The unfortunate reality is that unless you have law connections within family or friends with existing law firms, or have graduated with a 2:1 or a 1st Class from a good university, there is an uphill battle for an application, at least for the initial steps of the process.

As an extension of the “don’t give up” point, it is a good tactic to spread your base and apply everywhere. Of course, do not apply to a place you know does not specialise in your niche, will not be a good fit for you as a person, or that you know will reject your application based on the law firm’s own specialties (I.e., if your electives and their firm’s specialties misalign).

But having ruled these out, make a list of law firms and do your research on each of them. This will take time and metaphorical sweat, blood, and tears, but it is an essential step, as the more firms you apply to, the more you increase the odds of being accepted somewhere. If you have done your research well, that place will still fit your ambitions and more importantly, you as a person.

  • Obtain (relevant) experience

An issue many applicants face will be the lack of experience. In an age-old problem, law firms want applicants with experience, but to get experience applicants want to work at the law firm first.

So how can you get around this problem? Well, there are many ways.

Firstly, if you know any family or friends with lawyer acquaintances, and if appropriate, ask to work for them as a summer work experience student. I myself was blessed with this opportunity in my first year, allowing me to make an informed decision to be a lawyer in my first year of law.

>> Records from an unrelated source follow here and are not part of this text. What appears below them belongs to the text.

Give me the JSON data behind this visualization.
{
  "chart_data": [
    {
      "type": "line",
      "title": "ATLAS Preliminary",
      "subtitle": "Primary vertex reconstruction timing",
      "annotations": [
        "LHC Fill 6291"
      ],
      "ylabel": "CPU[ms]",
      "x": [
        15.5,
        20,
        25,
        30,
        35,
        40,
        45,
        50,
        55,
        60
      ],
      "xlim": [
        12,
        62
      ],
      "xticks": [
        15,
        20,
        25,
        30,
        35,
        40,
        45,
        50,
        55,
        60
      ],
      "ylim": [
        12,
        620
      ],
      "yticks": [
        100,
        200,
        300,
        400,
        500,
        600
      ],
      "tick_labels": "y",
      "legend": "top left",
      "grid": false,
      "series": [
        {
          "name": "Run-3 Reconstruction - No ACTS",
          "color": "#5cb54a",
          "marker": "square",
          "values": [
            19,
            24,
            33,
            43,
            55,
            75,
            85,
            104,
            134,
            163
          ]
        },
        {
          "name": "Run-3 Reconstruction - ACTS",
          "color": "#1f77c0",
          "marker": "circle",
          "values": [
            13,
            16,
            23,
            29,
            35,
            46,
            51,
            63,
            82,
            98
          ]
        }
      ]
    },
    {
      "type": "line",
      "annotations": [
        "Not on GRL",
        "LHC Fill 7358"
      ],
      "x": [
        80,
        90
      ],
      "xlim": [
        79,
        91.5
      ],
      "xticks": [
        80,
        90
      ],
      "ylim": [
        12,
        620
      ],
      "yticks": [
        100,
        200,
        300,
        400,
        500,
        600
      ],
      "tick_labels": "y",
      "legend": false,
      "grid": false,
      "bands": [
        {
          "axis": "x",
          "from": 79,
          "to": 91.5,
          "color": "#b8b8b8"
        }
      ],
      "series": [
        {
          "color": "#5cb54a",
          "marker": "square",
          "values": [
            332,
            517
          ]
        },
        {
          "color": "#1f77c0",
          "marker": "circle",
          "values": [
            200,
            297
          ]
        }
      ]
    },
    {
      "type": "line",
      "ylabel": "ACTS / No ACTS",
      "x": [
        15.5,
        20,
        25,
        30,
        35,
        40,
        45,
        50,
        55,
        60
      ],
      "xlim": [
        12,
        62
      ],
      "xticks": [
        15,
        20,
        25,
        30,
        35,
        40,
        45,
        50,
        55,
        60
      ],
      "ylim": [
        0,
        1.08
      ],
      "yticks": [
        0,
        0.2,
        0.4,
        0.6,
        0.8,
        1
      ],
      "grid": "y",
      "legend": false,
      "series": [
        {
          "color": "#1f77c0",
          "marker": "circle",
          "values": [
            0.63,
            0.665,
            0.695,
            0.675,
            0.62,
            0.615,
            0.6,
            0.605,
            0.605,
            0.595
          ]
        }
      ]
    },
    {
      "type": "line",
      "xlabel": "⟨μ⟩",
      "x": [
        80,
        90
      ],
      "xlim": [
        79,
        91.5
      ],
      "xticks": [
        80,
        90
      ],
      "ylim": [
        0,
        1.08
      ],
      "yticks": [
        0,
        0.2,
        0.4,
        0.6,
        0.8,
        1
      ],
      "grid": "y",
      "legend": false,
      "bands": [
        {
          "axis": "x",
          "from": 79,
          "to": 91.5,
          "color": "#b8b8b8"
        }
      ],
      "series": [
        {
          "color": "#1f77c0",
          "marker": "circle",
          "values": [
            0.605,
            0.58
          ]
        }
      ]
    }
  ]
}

Secondly, applying to vacation schemes where and when possible will allow for easier training contract application down the line, especially if the vacation scheme is at the same law firm as the one you want the training contract from. Any vacation scheme experience anywhere will go a long way to show that you have an idea of what is expected of you, and that you have had experience in the intense legal world.

Finally, another method would be to call a law firm, and ask to speak to the person in charge of organising work experience and internships. Once you have a person or department to contact, and it is appropriate, it may work in your favour to send over a cover letter and CV asking to shadow and work as a work experience student. The best experience is at a law firm, as you get to see the trials and tribulations that lawyers go through in the real world, outside of the law school (or equivalent) bubble. It is imperative that you include a cover letter, as this shows your dedication and professionalism, which may go a long way in any decision made by the firm.

  • Work on yourself

This one may seem self-explanatory, but there is more to it than meets the eye. This may mean improving aspects of your life not just for you, but also your image as portrayed to the law firm through your application answers.

For example, when asked about hobbies, if you do not play a sport or engage in some form of extracurricular activity, then perhaps begin to do so. It shows the law firm that should a partner or co-worker come up to you for small talk, that you can relate to them and be friendly and approachable, making you a relatable person as well as a better lawyer. If your supervisor approaches you and talks about football, could you hold a conversation? How would it look if you could – or could not?

You should do something that is true to yourself as much as possible, but the reality is that some of the hobbies of young people today may be completely foreign to your co-workers, and especially for older partners and senior partners. You need to be able to have an interest in the hobby and talk about it, potentially at length, so it should be something you would be interest into a degree.

For this reason, commonplace and widely known hobbies that transcend age barriers would be best suited for this. See photography, sports, pro-bono work, creative writing, et cetera. There is something out there for everyone that not only improves you, but also your image, and ultimately your chances at being given a training contract. Good camaraderie goes a long way, ultimately.

In conclusion, don’t give up and remember to keep working on yourself. The road to law is long and arduous, but the trick is to be adaptive and remember your end goal.